Es ist schon erstaunlich, dass mit “Dive Deep” nun das mittlerweile sechste Studioalbum von Morcheeba in den Läden steht. Wirklich damit gerechnet hatte nämlich niemand mehr, schon gar nicht die Band selber. “Ich dachte nach dem letzten Album, wir wären endgültig Geschichte,” gibt Paul Godfrey unumwunden zu. “Ich konnte mir nicht vorstellen, dass ich jemals wieder Lust auf Morcheeba haben würde. Außerdem zog mein Bruder Ross nach Los Angeles, und eine Sängerin hatten wir auch nicht mehr.”

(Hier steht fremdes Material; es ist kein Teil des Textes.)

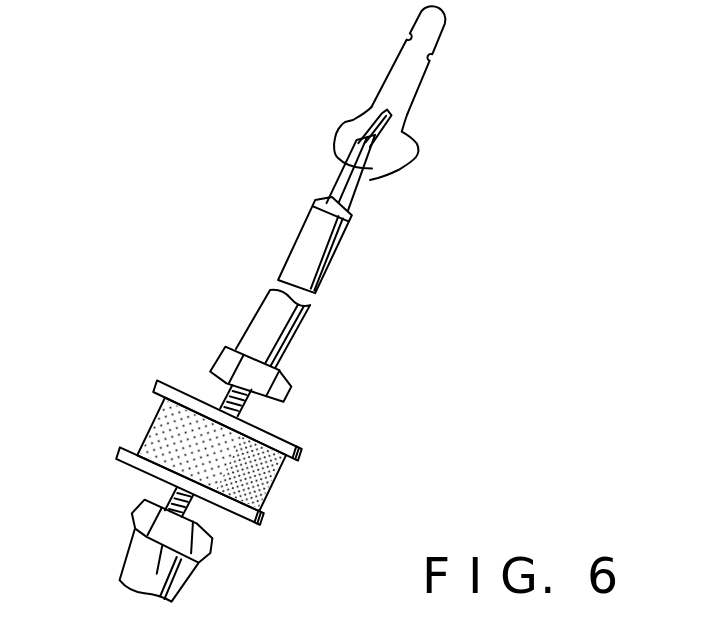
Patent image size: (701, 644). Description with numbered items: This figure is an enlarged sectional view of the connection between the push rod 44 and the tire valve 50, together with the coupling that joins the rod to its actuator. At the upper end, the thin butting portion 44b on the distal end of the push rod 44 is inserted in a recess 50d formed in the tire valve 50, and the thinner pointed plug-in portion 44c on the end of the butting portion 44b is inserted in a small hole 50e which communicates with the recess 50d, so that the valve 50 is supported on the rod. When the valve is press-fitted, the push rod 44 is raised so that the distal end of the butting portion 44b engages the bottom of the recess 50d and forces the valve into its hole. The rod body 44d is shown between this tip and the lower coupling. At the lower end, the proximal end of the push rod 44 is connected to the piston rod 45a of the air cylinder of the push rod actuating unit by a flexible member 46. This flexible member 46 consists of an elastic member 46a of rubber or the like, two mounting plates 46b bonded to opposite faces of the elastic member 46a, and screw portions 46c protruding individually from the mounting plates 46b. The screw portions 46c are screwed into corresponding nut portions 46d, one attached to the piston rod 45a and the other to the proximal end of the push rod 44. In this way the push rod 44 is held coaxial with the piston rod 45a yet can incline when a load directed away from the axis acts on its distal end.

The push rod 44 is at (330, 265).
The butting portion 44b is at (355, 188).
The plug-in portion 44c is at (380, 108).
The probe sleeve 44d is at (350, 206).
The piston rod 45a is at (128, 568).
The flexible member 46 is at (217, 472).
The elastic member 46a is at (166, 451).
The mounting plates 46b is at (90, 482).
The screw portions 46c is at (243, 406).
The nut portions 46d is at (283, 380).
The tire valve 50 is at (428, 57).
The recess 50d is at (390, 173).
The small hole 50e is at (408, 113).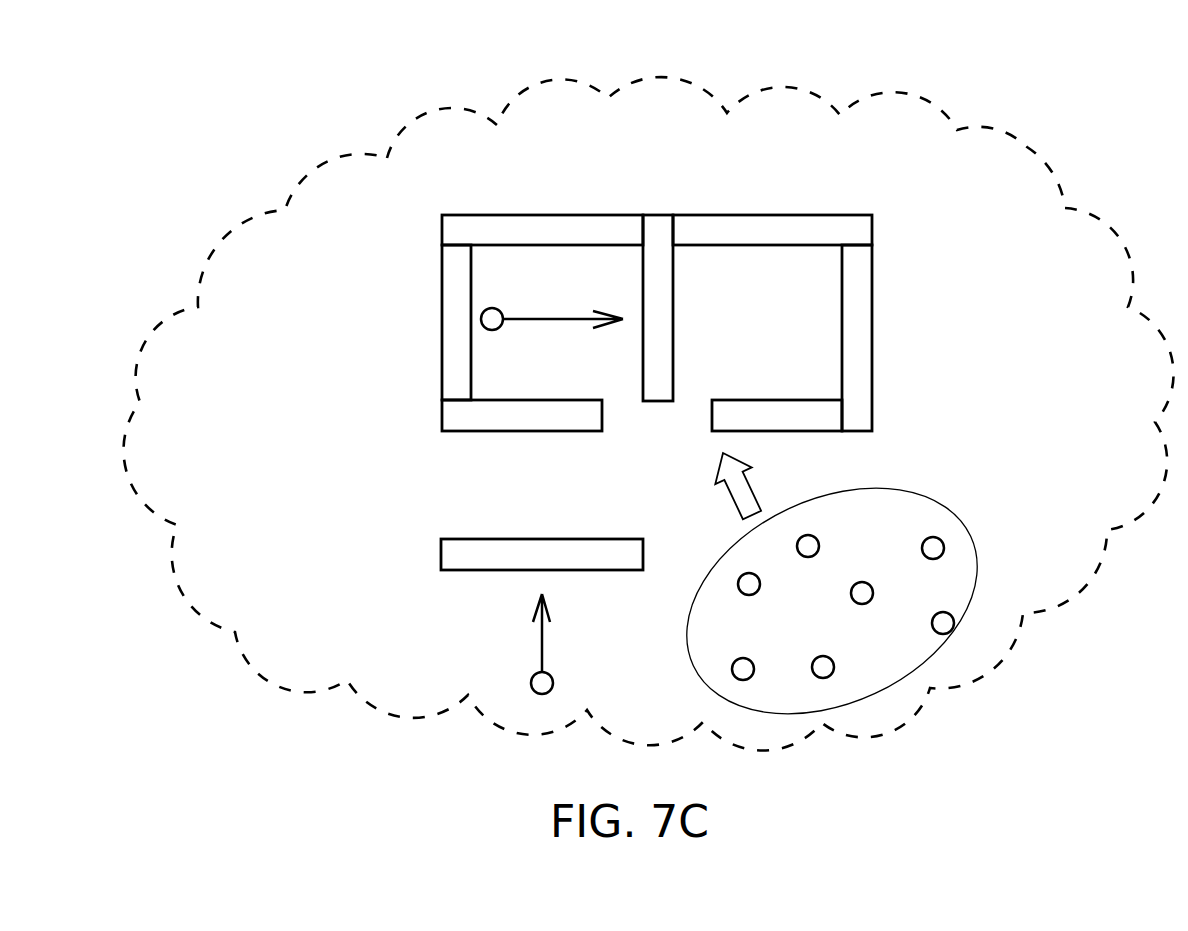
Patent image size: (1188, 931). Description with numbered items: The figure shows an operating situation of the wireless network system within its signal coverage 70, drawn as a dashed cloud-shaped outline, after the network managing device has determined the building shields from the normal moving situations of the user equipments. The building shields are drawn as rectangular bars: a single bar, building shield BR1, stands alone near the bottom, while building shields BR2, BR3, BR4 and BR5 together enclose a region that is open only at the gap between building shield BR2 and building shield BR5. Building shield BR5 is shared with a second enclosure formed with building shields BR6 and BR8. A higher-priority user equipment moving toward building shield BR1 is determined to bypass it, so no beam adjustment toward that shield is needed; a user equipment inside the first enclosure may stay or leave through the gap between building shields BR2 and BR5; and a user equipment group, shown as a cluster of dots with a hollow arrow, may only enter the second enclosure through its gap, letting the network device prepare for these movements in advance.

Gemeinsam mit Sängerin Skye waren die Brüder ab Mitte der Neunziger Jahre zu Stars der TripHop- und Chill Out-Szene avanciert und eroberten mit Alben wie “Fragments Of Freedom” und “Charango” schließlich auch die internationalen Popcharts. 2003 waren die persönlichen und musikalischen Differenzen innerhalb des Trios allerdings so groß geworden, dass man getrennter Wege ging und die Godfreys für das folgende Album “The Antidote” eine neue Frontfrau verpflichteten. Doch schon bei der Tour zur Platte war Daisy Martey nicht mehr mit von der Partie. “Es war eine wirklich schwierige Phase, denn ich war ein depressives Nervenwrack, das keine Ahnung hatte, was es eigentlich wollte,” erinnert sich Paul.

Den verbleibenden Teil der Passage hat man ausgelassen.